So it is against that backdrop that the Fianna Fail family gathered in Galway today -- or at least most of them did.

Some are otherwise engaged and are expected to only show up tomorrow for what could be the most interesting family photograph in recent times. Quietly, some members of the parliamentary party don't want to be pictured alongside a lame duck Taoiseach and his band of merry backbenchers.

Others feel that the Galway gathering is akin to the largest political funeral they will ever attend.

In an attempt to hit the ground running, Mr Cowen spent the opening 25 minutes of today's activities addressing his parliamentary party.

He will also have a 15-minute monologue at the end of the conference tomorrow afternoon, when he can expect to have the largest audience.

Officially, the think-in is focusing on ways to tackle unemployment and stimulate the labour market.

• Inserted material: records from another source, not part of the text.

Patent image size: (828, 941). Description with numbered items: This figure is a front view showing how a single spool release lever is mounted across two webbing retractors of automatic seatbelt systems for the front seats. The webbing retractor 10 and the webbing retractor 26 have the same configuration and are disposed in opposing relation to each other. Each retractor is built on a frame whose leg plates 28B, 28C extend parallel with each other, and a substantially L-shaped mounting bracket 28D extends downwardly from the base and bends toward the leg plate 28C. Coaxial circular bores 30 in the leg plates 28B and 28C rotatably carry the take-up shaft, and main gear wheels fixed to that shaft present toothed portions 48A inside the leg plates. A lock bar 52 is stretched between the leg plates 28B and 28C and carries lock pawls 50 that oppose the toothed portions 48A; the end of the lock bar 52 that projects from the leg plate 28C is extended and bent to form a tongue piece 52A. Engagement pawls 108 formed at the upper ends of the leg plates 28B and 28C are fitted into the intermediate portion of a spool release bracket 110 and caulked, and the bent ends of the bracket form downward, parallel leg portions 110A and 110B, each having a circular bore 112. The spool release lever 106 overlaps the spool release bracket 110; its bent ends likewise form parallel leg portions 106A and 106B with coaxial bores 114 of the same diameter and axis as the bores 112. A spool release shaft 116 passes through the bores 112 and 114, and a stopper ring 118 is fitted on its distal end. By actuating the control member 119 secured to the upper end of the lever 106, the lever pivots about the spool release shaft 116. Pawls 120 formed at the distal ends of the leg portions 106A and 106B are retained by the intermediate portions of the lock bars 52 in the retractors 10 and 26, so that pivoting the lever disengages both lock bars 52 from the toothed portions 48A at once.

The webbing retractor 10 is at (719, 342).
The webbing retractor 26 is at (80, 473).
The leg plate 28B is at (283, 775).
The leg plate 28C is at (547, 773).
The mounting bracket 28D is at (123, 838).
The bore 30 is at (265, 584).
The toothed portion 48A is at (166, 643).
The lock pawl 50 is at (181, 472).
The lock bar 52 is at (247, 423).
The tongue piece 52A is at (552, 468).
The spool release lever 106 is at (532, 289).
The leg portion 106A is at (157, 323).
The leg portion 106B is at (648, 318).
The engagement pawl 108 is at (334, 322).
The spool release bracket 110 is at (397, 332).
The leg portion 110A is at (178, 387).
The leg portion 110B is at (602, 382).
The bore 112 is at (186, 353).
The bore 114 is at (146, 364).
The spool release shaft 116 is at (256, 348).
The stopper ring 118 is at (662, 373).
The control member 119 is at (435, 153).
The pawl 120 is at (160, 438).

Fianna Fail is keen to move away from the "election footing" agenda that was set by Fine Gael leader Enda Kenny at his party's get-together in Waterford last week.

However, there is little doubt that all the main parties are gearing themselves up for an election. Willie O'Dea started his campaign on the Late Late Show on Friday night.

He also remarked that the three outstanding by-elections should take place early next year -- a very open comment that surprised many but was apparently sanctioned by people higher than Willie.

So whether Mr Cowen likes it or not, three things are going to follow him around Salthill like a bad smell over these two days.

Firstly Anglo and his handling of the economy will come under renewed scrutiny, even by those closest to him.

During a radio interview yesterday he insisted that he only became aware of the extent of the problems in August 2008, and he again tried to divert the blame to international factors.

"That was based on the information being provided to us both nationally and internationally," he said.

Former Taoiseach Bertie Ahern will be seen adopting a similar stance on RTE's Freefall programme tonight.


Secondly, the leadership issue -- while it's unlikely to come to a head, onlookers will be watching for tensions between the two camps.

And an election is coming.

The timing still has to be clarified but Fine Gael are certain in their belief that if the Government is forced to hold the by-elections that they can't win, then that is tantamount to calling a General Election. And that's the election that quite a few backbenchers fear will become a bloodbath.

Some years ago, when the Celtic Tiger was in the full flow, a photograph from the party's think-in featured a relaxed Bertie Ahern, Brian Cowen and Mary Hanafin, sandals in hand, strolling along a sun-kissed beach on Inchydoney.

If we don't see similar images this year, it's not just because the weather's changed.